Reflecting more solar energy into space, or air capture of carbon using technology, is attractive to some because it corresponds to a widespread technical orientation, as well as frustration or impatience with the social, political, and leverage issues around emissions reductions. But these "geoengineering" possibilities are consistently accused of being band-aids. They do not address the causes of climate change, or the buildup of atmospheric carbon and other greenhouse gases.
The earth system, such as the biological carbon cycle, has been invisible or inscrutable as a source of change. But many are beginning to see the influence or potential influence of soil carbon or peat carbon, and forest carbon, and the tremendous power of carbon cycling.
We do not influence the biological carbon cycle as directly as we influence coal burning, but our influence is strong and immediate--though not as predictable and mechanical as international agreements, markets, or policy approaches seem to demand. The remaining divisions in science, for example into biological and physical sciences, haven't helped us understand the power of carbon cycling.
But the biological carbon cycle, and the biosphere's work that drives it, could multiply our leverage on atmospheric carbon, which in turn leverages solar radiation.
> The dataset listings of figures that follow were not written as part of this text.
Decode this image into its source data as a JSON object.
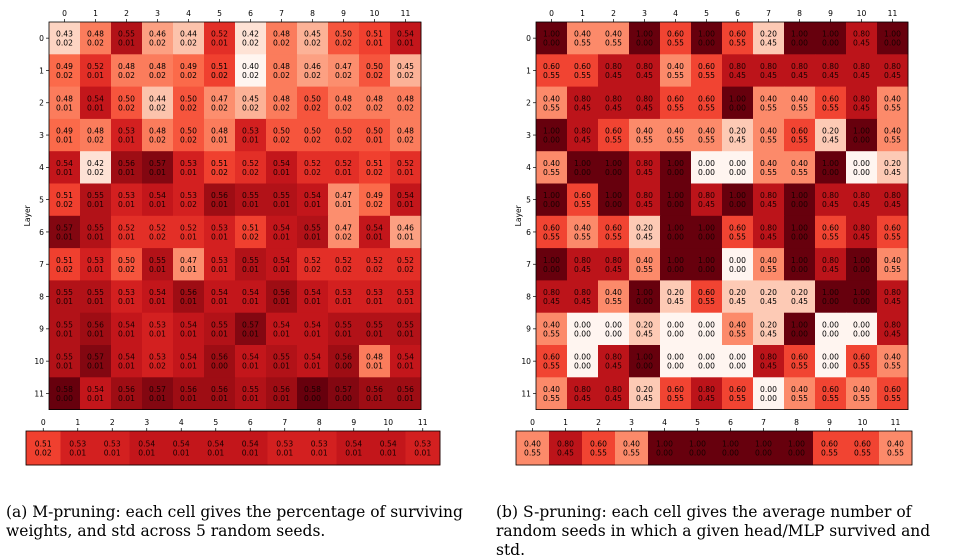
{
  "captions": {
    "a": "(a) M-pruning: each cell gives the percentage of surviving weights, and std across 5 random seeds.",
    "b": "(b) S-pruning: each cell gives the average number of random seeds in which a given head/MLP survived and std."
  },
  "chart_data": [
    {
      "type": "heatmap",
      "title": "",
      "xlabel": "",
      "ylabel": "Layer",
      "x_ticks": [
        "0",
        "1",
        "2",
        "3",
        "4",
        "5",
        "6",
        "7",
        "8",
        "9",
        "10",
        "11"
      ],
      "y_ticks": [
        "0",
        "1",
        "2",
        "3",
        "4",
        "5",
        "6",
        "7",
        "8",
        "9",
        "10",
        "11"
      ],
      "color_range": [
        0.4,
        0.58
      ],
      "colormap": "Reds",
      "grid": false,
      "values": [
        [
          "0.43",
          "0.48",
          "0.55",
          "0.46",
          "0.44",
          "0.52",
          "0.42",
          "0.48",
          "0.45",
          "0.50",
          "0.51",
          "0.54"
        ],
        [
          "0.49",
          "0.52",
          "0.48",
          "0.48",
          "0.49",
          "0.51",
          "0.40",
          "0.48",
          "0.46",
          "0.47",
          "0.50",
          "0.45"
        ],
        [
          "0.48",
          "0.54",
          "0.50",
          "0.44",
          "0.50",
          "0.47",
          "0.45",
          "0.48",
          "0.50",
          "0.48",
          "0.48",
          "0.48"
        ],
        [
          "0.49",
          "0.48",
          "0.53",
          "0.48",
          "0.50",
          "0.48",
          "0.53",
          "0.50",
          "0.50",
          "0.50",
          "0.50",
          "0.48"
        ],
        [
          "0.54",
          "0.42",
          "0.56",
          "0.57",
          "0.53",
          "0.51",
          "0.52",
          "0.54",
          "0.52",
          "0.52",
          "0.51",
          "0.52"
        ],
        [
          "0.51",
          "0.55",
          "0.53",
          "0.54",
          "0.53",
          "0.56",
          "0.55",
          "0.55",
          "0.54",
          "0.47",
          "0.49",
          "0.54"
        ],
        [
          "0.57",
          "0.55",
          "0.52",
          "0.52",
          "0.52",
          "0.53",
          "0.51",
          "0.54",
          "0.55",
          "0.47",
          "0.54",
          "0.46"
        ],
        [
          "0.51",
          "0.53",
          "0.50",
          "0.55",
          "0.47",
          "0.53",
          "0.55",
          "0.54",
          "0.52",
          "0.52",
          "0.52",
          "0.52"
        ],
        [
          "0.55",
          "0.55",
          "0.53",
          "0.54",
          "0.56",
          "0.54",
          "0.54",
          "0.56",
          "0.54",
          "0.53",
          "0.53",
          "0.53"
        ],
        [
          "0.55",
          "0.56",
          "0.54",
          "0.53",
          "0.54",
          "0.55",
          "0.57",
          "0.54",
          "0.54",
          "0.55",
          "0.55",
          "0.55"
        ],
        [
          "0.55",
          "0.57",
          "0.54",
          "0.53",
          "0.54",
          "0.56",
          "0.54",
          "0.55",
          "0.54",
          "0.56",
          "0.48",
          "0.54"
        ],
        [
          "0.58",
          "0.54",
          "0.56",
          "0.57",
          "0.56",
          "0.56",
          "0.55",
          "0.56",
          "0.58",
          "0.57",
          "0.56",
          "0.56"
        ]
      ],
      "stds": [
        [
          "0.02",
          "0.02",
          "0.01",
          "0.02",
          "0.02",
          "0.01",
          "0.02",
          "0.02",
          "0.02",
          "0.02",
          "0.01",
          "0.01"
        ],
        [
          "0.02",
          "0.01",
          "0.02",
          "0.02",
          "0.02",
          "0.02",
          "0.02",
          "0.02",
          "0.02",
          "0.02",
          "0.02",
          "0.02"
        ],
        [
          "0.01",
          "0.01",
          "0.02",
          "0.02",
          "0.02",
          "0.02",
          "0.02",
          "0.02",
          "0.02",
          "0.02",
          "0.02",
          "0.02"
        ],
        [
          "0.01",
          "0.02",
          "0.01",
          "0.02",
          "0.02",
          "0.01",
          "0.01",
          "0.02",
          "0.02",
          "0.02",
          "0.01",
          "0.02"
        ],
        [
          "0.01",
          "0.02",
          "0.01",
          "0.01",
          "0.01",
          "0.02",
          "0.02",
          "0.01",
          "0.02",
          "0.01",
          "0.02",
          "0.01"
        ],
        [
          "0.02",
          "0.01",
          "0.01",
          "0.01",
          "0.02",
          "0.01",
          "0.01",
          "0.01",
          "0.01",
          "0.01",
          "0.02",
          "0.01"
        ],
        [
          "0.01",
          "0.01",
          "0.01",
          "0.02",
          "0.01",
          "0.01",
          "0.02",
          "0.01",
          "0.01",
          "0.02",
          "0.01",
          "0.01"
        ],
        [
          "0.02",
          "0.01",
          "0.02",
          "0.01",
          "0.01",
          "0.01",
          "0.01",
          "0.01",
          "0.02",
          "0.02",
          "0.02",
          "0.02"
        ],
        [
          "0.01",
          "0.01",
          "0.01",
          "0.01",
          "0.01",
          "0.01",
          "0.01",
          "0.01",
          "0.01",
          "0.01",
          "0.01",
          "0.01"
        ],
        [
          "0.01",
          "0.01",
          "0.01",
          "0.01",
          "0.01",
          "0.01",
          "0.01",
          "0.01",
          "0.01",
          "0.01",
          "0.01",
          "0.01"
        ],
        [
          "0.01",
          "0.01",
          "0.01",
          "0.02",
          "0.01",
          "0.00",
          "0.01",
          "0.01",
          "0.01",
          "0.00",
          "0.01",
          "0.01"
        ],
        [
          "0.00",
          "0.01",
          "0.01",
          "0.01",
          "0.01",
          "0.01",
          "0.01",
          "0.01",
          "0.00",
          "0.00",
          "0.01",
          "0.01"
        ]
      ]
    },
    {
      "type": "heatmap",
      "title": "",
      "xlabel": "",
      "ylabel": "",
      "x_ticks": [
        "0",
        "1",
        "2",
        "3",
        "4",
        "5",
        "6",
        "7",
        "8",
        "9",
        "10",
        "11"
      ],
      "y_ticks": [],
      "color_range": [
        0.4,
        0.58
      ],
      "colormap": "Reds",
      "grid": false,
      "values": [
        [
          "0.51",
          "0.53",
          "0.53",
          "0.54",
          "0.54",
          "0.54",
          "0.54",
          "0.53",
          "0.53",
          "0.54",
          "0.54",
          "0.53"
        ]
      ],
      "stds": [
        [
          "0.02",
          "0.01",
          "0.01",
          "0.01",
          "0.01",
          "0.01",
          "0.01",
          "0.01",
          "0.01",
          "0.01",
          "0.01",
          "0.01"
        ]
      ]
    },
    {
      "type": "heatmap",
      "title": "",
      "xlabel": "",
      "ylabel": "Layer",
      "x_ticks": [
        "0",
        "1",
        "2",
        "3",
        "4",
        "5",
        "6",
        "7",
        "8",
        "9",
        "10",
        "11"
      ],
      "y_ticks": [
        "0",
        "1",
        "2",
        "3",
        "4",
        "5",
        "6",
        "7",
        "8",
        "9",
        "10",
        "11"
      ],
      "color_range": [
        0.0,
        1.0
      ],
      "colormap": "Reds",
      "grid": false,
      "values": [
        [
          "1.00",
          "0.40",
          "0.40",
          "1.00",
          "0.60",
          "1.00",
          "0.60",
          "0.20",
          "1.00",
          "1.00",
          "0.80",
          "1.00"
        ],
        [
          "0.60",
          "0.60",
          "0.80",
          "0.80",
          "0.40",
          "0.60",
          "0.80",
          "0.80",
          "0.80",
          "0.80",
          "0.80",
          "0.80"
        ],
        [
          "0.40",
          "0.80",
          "0.80",
          "0.80",
          "0.60",
          "0.60",
          "1.00",
          "0.40",
          "0.40",
          "0.60",
          "0.80",
          "0.40"
        ],
        [
          "1.00",
          "0.80",
          "0.60",
          "0.40",
          "0.40",
          "0.40",
          "0.20",
          "0.40",
          "0.60",
          "0.20",
          "1.00",
          "0.40"
        ],
        [
          "0.40",
          "1.00",
          "1.00",
          "0.80",
          "1.00",
          "0.00",
          "0.00",
          "0.40",
          "0.40",
          "1.00",
          "0.00",
          "0.20"
        ],
        [
          "1.00",
          "0.60",
          "1.00",
          "0.80",
          "1.00",
          "0.80",
          "1.00",
          "0.80",
          "1.00",
          "0.80",
          "0.80",
          "0.80"
        ],
        [
          "0.60",
          "0.40",
          "0.60",
          "0.20",
          "1.00",
          "1.00",
          "0.60",
          "0.80",
          "1.00",
          "0.60",
          "0.80",
          "0.60"
        ],
        [
          "1.00",
          "0.80",
          "0.80",
          "0.40",
          "1.00",
          "1.00",
          "0.00",
          "0.40",
          "1.00",
          "0.80",
          "1.00",
          "0.40"
        ],
        [
          "0.80",
          "0.80",
          "0.40",
          "1.00",
          "0.20",
          "0.60",
          "0.20",
          "0.20",
          "0.20",
          "1.00",
          "1.00",
          "0.80"
        ],
        [
          "0.40",
          "0.00",
          "0.00",
          "0.20",
          "0.00",
          "0.00",
          "0.40",
          "0.20",
          "1.00",
          "0.00",
          "0.00",
          "0.80"
        ],
        [
          "0.60",
          "0.00",
          "0.80",
          "1.00",
          "0.00",
          "0.00",
          "0.00",
          "0.80",
          "0.60",
          "0.00",
          "0.60",
          "0.40"
        ],
        [
          "0.40",
          "0.80",
          "0.80",
          "0.20",
          "0.60",
          "0.80",
          "0.60",
          "0.00",
          "0.40",
          "0.60",
          "0.40",
          "0.60"
        ]
      ],
      "stds": [
        [
          "0.00",
          "0.55",
          "0.55",
          "0.00",
          "0.55",
          "0.00",
          "0.55",
          "0.45",
          "0.00",
          "0.00",
          "0.45",
          "0.00"
        ],
        [
          "0.55",
          "0.55",
          "0.45",
          "0.45",
          "0.55",
          "0.55",
          "0.45",
          "0.45",
          "0.45",
          "0.45",
          "0.45",
          "0.45"
        ],
        [
          "0.55",
          "0.45",
          "0.45",
          "0.45",
          "0.55",
          "0.55",
          "0.00",
          "0.55",
          "0.55",
          "0.55",
          "0.45",
          "0.55"
        ],
        [
          "0.00",
          "0.45",
          "0.55",
          "0.55",
          "0.55",
          "0.55",
          "0.45",
          "0.55",
          "0.55",
          "0.45",
          "0.00",
          "0.55"
        ],
        [
          "0.55",
          "0.00",
          "0.00",
          "0.45",
          "0.00",
          "0.00",
          "0.00",
          "0.55",
          "0.55",
          "0.00",
          "0.00",
          "0.45"
        ],
        [
          "0.00",
          "0.55",
          "0.00",
          "0.45",
          "0.00",
          "0.45",
          "0.00",
          "0.45",
          "0.00",
          "0.45",
          "0.45",
          "0.45"
        ],
        [
          "0.55",
          "0.55",
          "0.55",
          "0.45",
          "0.00",
          "0.00",
          "0.55",
          "0.45",
          "0.00",
          "0.55",
          "0.45",
          "0.55"
        ],
        [
          "0.00",
          "0.45",
          "0.45",
          "0.55",
          "0.00",
          "0.00",
          "0.00",
          "0.55",
          "0.00",
          "0.45",
          "0.00",
          "0.55"
        ],
        [
          "0.45",
          "0.45",
          "0.55",
          "0.00",
          "0.45",
          "0.55",
          "0.45",
          "0.45",
          "0.45",
          "0.00",
          "0.00",
          "0.45"
        ],
        [
          "0.55",
          "0.00",
          "0.00",
          "0.45",
          "0.00",
          "0.00",
          "0.55",
          "0.45",
          "0.00",
          "0.00",
          "0.00",
          "0.45"
        ],
        [
          "0.55",
          "0.00",
          "0.45",
          "0.00",
          "0.00",
          "0.00",
          "0.00",
          "0.45",
          "0.55",
          "0.00",
          "0.55",
          "0.55"
        ],
        [
          "0.55",
          "0.45",
          "0.45",
          "0.45",
          "0.55",
          "0.45",
          "0.55",
          "0.00",
          "0.55",
          "0.55",
          "0.55",
          "0.55"
        ]
      ]
    },
    {
      "type": "heatmap",
      "title": "",
      "xlabel": "",
      "ylabel": "",
      "x_ticks": [
        "0",
        "1",
        "2",
        "3",
        "4",
        "5",
        "6",
        "7",
        "8",
        "9",
        "10",
        "11"
      ],
      "y_ticks": [],
      "color_range": [
        0.0,
        1.0
      ],
      "colormap": "Reds",
      "grid": false,
      "values": [
        [
          "0.40",
          "0.80",
          "0.60",
          "0.40",
          "1.00",
          "1.00",
          "1.00",
          "1.00",
          "1.00",
          "0.60",
          "0.60",
          "0.40"
        ]
      ],
      "stds": [
        [
          "0.55",
          "0.45",
          "0.55",
          "0.55",
          "0.00",
          "0.00",
          "0.00",
          "0.00",
          "0.00",
          "0.55",
          "0.55",
          "0.55"
        ]
      ]
    }
  ]
}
Soil carbon also offers a cornucopia of other benefits to water, soil fertility, and community issues, and it's something that rich and poor alike can do for themselves as well as for the climate system. It's worth facing up to the need for transforming policy approaches, leadership, and decision making.
This is a "middle way" between deniers of anthropogenic global warming, and those who press emissions reductions as the only solution. The Soil Carbon Challenge is a clear step in this direction.